СОВЕТСКАЯ ПРОПАГАНДА НА ФРОНТЕ

Пока мы были на тех позициях, наступило Рождество 1943 года, и мы старались сделать его по возможности праздничным. Поставили елочку в ящик из-под снарядов…


Пропаганда с той стороны была изобретательна до фантастичности. Иногда она представляла собой такие чудовищные вымыслы, в которые ни один нормальный человек не мог бы поверить, но мы не были нормальными, поэтому они неизменно оказывали воздействие.

Она волновала нас, вызывала неуверенность, расстройство из-за нашего отчаянного положения, наших плачевных обстоятельств, и русские пропагандисты пожинали богатый урожай. Я имею в виду даже не тех, кто перебегал и сдавался — иногда целыми взводами с унтер-офицерами во главе. Их было не так уж много. Что до подавляющего большинства, прусская дисциплина и геббельсовская пропаганда об ужасных условиях в Советском Союзе держали нас мертвой хваткой; и даже без них остатки здравого смысла подсказывали, что после того, как немецкая армия грабила и разоряла русские земли, нас вряд ли примут с распростертыми объятьями, как уверяли вкрадчивые передачи по громкоговорителям. Я хочу сказать, что русская пропаганда оказывала парализующее воздействие на тех солдат, которые предпочитали оставаться на месте. Она терзала и иссушала наш разум.

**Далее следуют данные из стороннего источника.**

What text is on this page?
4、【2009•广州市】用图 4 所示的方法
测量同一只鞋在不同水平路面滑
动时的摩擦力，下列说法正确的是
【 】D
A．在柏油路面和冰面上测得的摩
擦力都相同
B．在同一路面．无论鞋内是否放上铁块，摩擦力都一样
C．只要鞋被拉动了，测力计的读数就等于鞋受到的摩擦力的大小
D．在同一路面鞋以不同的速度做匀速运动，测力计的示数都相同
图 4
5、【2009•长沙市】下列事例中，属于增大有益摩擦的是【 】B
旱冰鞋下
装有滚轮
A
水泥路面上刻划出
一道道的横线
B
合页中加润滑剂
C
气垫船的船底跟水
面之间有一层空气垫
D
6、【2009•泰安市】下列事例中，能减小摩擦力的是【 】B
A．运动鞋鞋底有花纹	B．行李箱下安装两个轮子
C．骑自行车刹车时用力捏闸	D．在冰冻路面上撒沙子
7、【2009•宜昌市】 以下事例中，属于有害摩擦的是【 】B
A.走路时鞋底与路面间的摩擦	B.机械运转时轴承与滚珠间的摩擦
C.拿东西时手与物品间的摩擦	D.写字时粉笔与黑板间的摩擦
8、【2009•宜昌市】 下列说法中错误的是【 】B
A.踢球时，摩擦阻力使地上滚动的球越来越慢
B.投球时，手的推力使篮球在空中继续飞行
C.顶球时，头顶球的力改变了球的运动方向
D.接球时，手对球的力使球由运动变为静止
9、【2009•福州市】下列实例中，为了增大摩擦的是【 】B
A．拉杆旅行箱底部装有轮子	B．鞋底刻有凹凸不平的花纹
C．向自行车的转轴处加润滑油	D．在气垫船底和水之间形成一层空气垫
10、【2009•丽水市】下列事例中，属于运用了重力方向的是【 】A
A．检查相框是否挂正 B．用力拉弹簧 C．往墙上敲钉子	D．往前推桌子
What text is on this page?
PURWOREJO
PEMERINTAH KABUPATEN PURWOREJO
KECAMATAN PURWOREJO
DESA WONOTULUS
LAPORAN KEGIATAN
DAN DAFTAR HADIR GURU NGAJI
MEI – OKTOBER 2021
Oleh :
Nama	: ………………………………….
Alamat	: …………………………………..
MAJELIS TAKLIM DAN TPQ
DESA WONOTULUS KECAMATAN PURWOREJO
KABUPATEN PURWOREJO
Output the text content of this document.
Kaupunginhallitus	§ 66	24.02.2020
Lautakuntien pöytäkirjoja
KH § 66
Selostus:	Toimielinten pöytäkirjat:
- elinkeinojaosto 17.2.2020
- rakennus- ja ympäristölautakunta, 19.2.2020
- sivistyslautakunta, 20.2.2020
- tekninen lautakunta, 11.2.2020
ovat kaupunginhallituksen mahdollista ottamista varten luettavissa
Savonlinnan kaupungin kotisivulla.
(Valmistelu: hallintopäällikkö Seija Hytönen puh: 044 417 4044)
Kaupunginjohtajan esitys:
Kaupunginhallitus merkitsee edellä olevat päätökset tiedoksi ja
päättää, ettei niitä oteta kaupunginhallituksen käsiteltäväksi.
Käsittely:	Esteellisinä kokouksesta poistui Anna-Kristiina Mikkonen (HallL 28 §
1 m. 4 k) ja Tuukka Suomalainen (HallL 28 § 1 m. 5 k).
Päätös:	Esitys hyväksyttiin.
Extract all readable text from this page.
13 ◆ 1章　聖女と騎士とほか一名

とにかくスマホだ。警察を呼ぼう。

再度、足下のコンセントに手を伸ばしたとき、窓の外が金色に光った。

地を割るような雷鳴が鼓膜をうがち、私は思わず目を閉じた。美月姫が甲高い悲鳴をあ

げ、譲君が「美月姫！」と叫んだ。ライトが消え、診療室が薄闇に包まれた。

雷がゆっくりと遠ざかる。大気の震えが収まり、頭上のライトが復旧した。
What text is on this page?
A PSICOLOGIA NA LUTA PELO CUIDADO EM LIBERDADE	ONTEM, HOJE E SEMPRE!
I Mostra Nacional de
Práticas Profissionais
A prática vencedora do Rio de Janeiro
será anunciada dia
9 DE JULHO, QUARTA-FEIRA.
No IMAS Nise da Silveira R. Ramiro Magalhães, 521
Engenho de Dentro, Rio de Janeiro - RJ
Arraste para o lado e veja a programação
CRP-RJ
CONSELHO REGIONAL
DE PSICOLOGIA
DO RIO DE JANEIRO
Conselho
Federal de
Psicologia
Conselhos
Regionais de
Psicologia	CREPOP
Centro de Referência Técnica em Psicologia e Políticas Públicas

Русские в основном прибегали к сильным, объективным доводам, которые застревали в твоем сознании, сколько бы ты не твердил себе и другим: пропаганда! Да, то была пропаганда, но хорошо обоснованная — они располагали доказательствами.

Русские громкоговорители ревели:

— Немецкие товарищи! Переходите к русским друзьям! Чего вы лежите там и замерзаете? Переходите, получите теплую постель и приличное помещение. Хорошенькие женщины позаботятся, чтобы у вас ни в чем не было недостатка. Продовольственный паек будет втрое больше, чем у нацистов. Сейчас к микрофону подойдет ефрейтор Фрайбург и подтвердит, что все это правда. Он у нас уже два года. Посетил все наши лагеря военнопленных и видел, что они вовсе не похожи на места заключения, как вам это представляется. Наши лагеря расположены в больших отелях или на базах отдыха, в комнате не больше двух мужчин и двух женщин. Но вот ефрейтор Фрайбург, послушайте его.